Sustainable revenue gives you the power to only accept support from those who truly align with your mission and vision instead of being influenced by outside opinions and priorities. 

This is the way to finally break free of the revenue-chasing rat race and earn the support and resources needed to fully realize your mission.

Lead by Example

Many organizations will continue to struggle to reach their revenue goals, build capacity, retain their team and their supporters, and ultimately fail to reach the full impact potential for their mission. 

We need to change the cultural beliefs and narratives that shape our sector and are holding us back. And the best way to do this is to succeed despite these structural barriers. To learn how to create the conditions for revenue generation. And to stop chasing revenue and instead learn to magnetically attract it. 

You can lead by example and show the world what it looks like to run an organization free from scarcity and fully resourced to make a true impact. 

If you take one thing away from this article, let it be this: social impact organizations should not and can not accept a second-class status in our global business community. 

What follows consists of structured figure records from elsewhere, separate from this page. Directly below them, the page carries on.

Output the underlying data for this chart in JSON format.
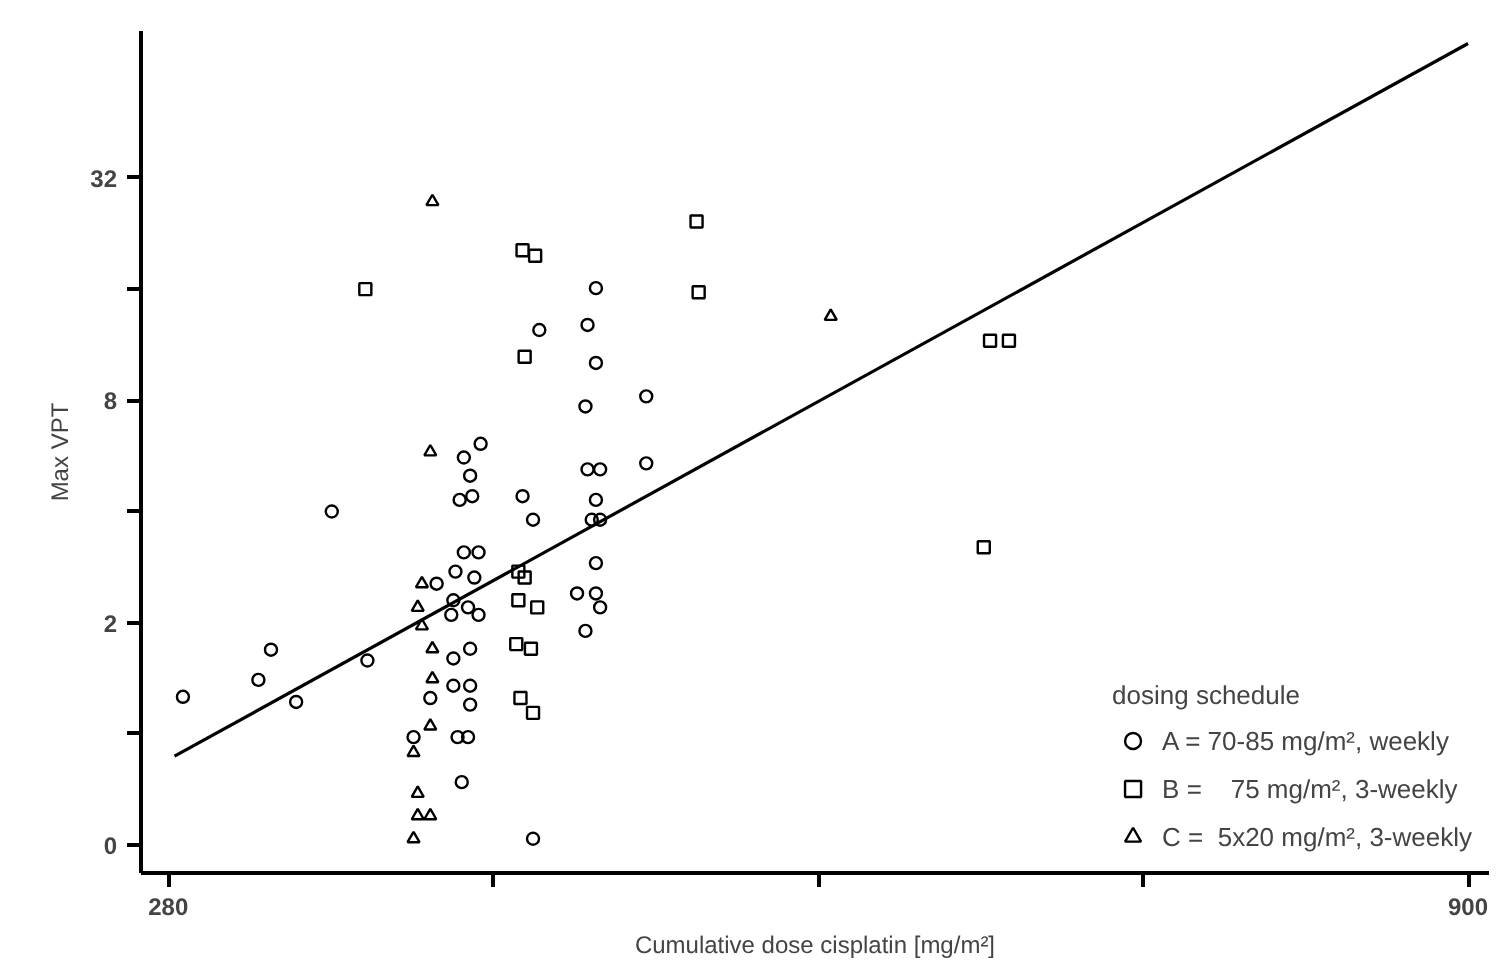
{
  "chart_data": {
    "type": "scatter",
    "xlabel": "Cumulative dose cisplatin [mg/m²]",
    "ylabel": "Max VPT",
    "legend_title": "dosing schedule",
    "legend": "bottom right",
    "grid": false,
    "log": "y",
    "xlim": [
      267,
      910
    ],
    "xticks": [
      280,
      {
        "value": 435,
        "label": null
      },
      {
        "value": 590,
        "label": null
      },
      {
        "value": 745,
        "label": null
      },
      900
    ],
    "ylim": [
      0.42,
      80
    ],
    "yticks": [
      {
        "value": 0.5,
        "label": "0"
      },
      {
        "value": 1,
        "label": null
      },
      2,
      {
        "value": 4,
        "label": null
      },
      8,
      {
        "value": 16,
        "label": null
      },
      32
    ],
    "series": [
      {
        "name": "A = 70-85 mg/m², weekly",
        "color": "#000000",
        "marker": "circle",
        "x": [
          287,
          323,
          329,
          341,
          358,
          375,
          429,
          421,
          424,
          419,
          425,
          421,
          428,
          417,
          426,
          416,
          423,
          428,
          415,
          408,
          416,
          424,
          405,
          416,
          424,
          424,
          397,
          418,
          423,
          420,
          454,
          449,
          454,
          457,
          480,
          484,
          484,
          479,
          508,
          508,
          480,
          486,
          484,
          482,
          486,
          484,
          475,
          484,
          486,
          479
        ],
        "values": [
          1.26,
          1.4,
          1.69,
          1.22,
          4.0,
          1.58,
          6.1,
          5.6,
          5.0,
          4.3,
          4.4,
          3.1,
          3.1,
          2.75,
          2.65,
          2.3,
          2.2,
          2.1,
          2.1,
          2.55,
          1.6,
          1.7,
          1.25,
          1.35,
          1.35,
          1.2,
          0.98,
          0.98,
          0.98,
          0.74,
          0.52,
          4.4,
          3.8,
          12.4,
          12.8,
          16.1,
          10.1,
          7.7,
          8.2,
          5.4,
          5.2,
          5.2,
          4.3,
          3.8,
          3.8,
          2.9,
          2.4,
          2.4,
          2.2,
          1.9
        ]
      },
      {
        "name": "B =    75 mg/m², 3-weekly",
        "color": "#000000",
        "marker": "square",
        "x": [
          374,
          449,
          455,
          532,
          533,
          450,
          447,
          450,
          447,
          456,
          446,
          453,
          448,
          454,
          669,
          672,
          681
        ],
        "values": [
          16,
          20.4,
          19.7,
          24.4,
          15.7,
          10.5,
          2.75,
          2.65,
          2.3,
          2.2,
          1.75,
          1.7,
          1.25,
          1.14,
          3.2,
          11.6,
          11.6
        ]
      },
      {
        "name": "C =  5x20 mg/m², 3-weekly",
        "color": "#000000",
        "marker": "triangle",
        "x": [
          406,
          405,
          401,
          399,
          401,
          406,
          406,
          405,
          397,
          399,
          399,
          405,
          397,
          596
        ],
        "values": [
          27.6,
          5.8,
          2.55,
          2.2,
          1.96,
          1.7,
          1.41,
          1.05,
          0.89,
          0.69,
          0.6,
          0.6,
          0.52,
          13.5
        ]
      },
      {
        "type": "line",
        "color": "#000000",
        "x": [
          283,
          900
        ],
        "values": [
          0.87,
          74
        ]
      }
    ]
  }
}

We are solving the world’s greatest problems. And to do that we need to attract and retain the world’s greatest minds and build healthy, sustainable, and resilient organizations — organizations that are fully resourced and given the proper conditions and support they need to do their best work. 

The world needs you. Make sure you have what you need to show up as your best self, with the resources and support required to fully realize your mission.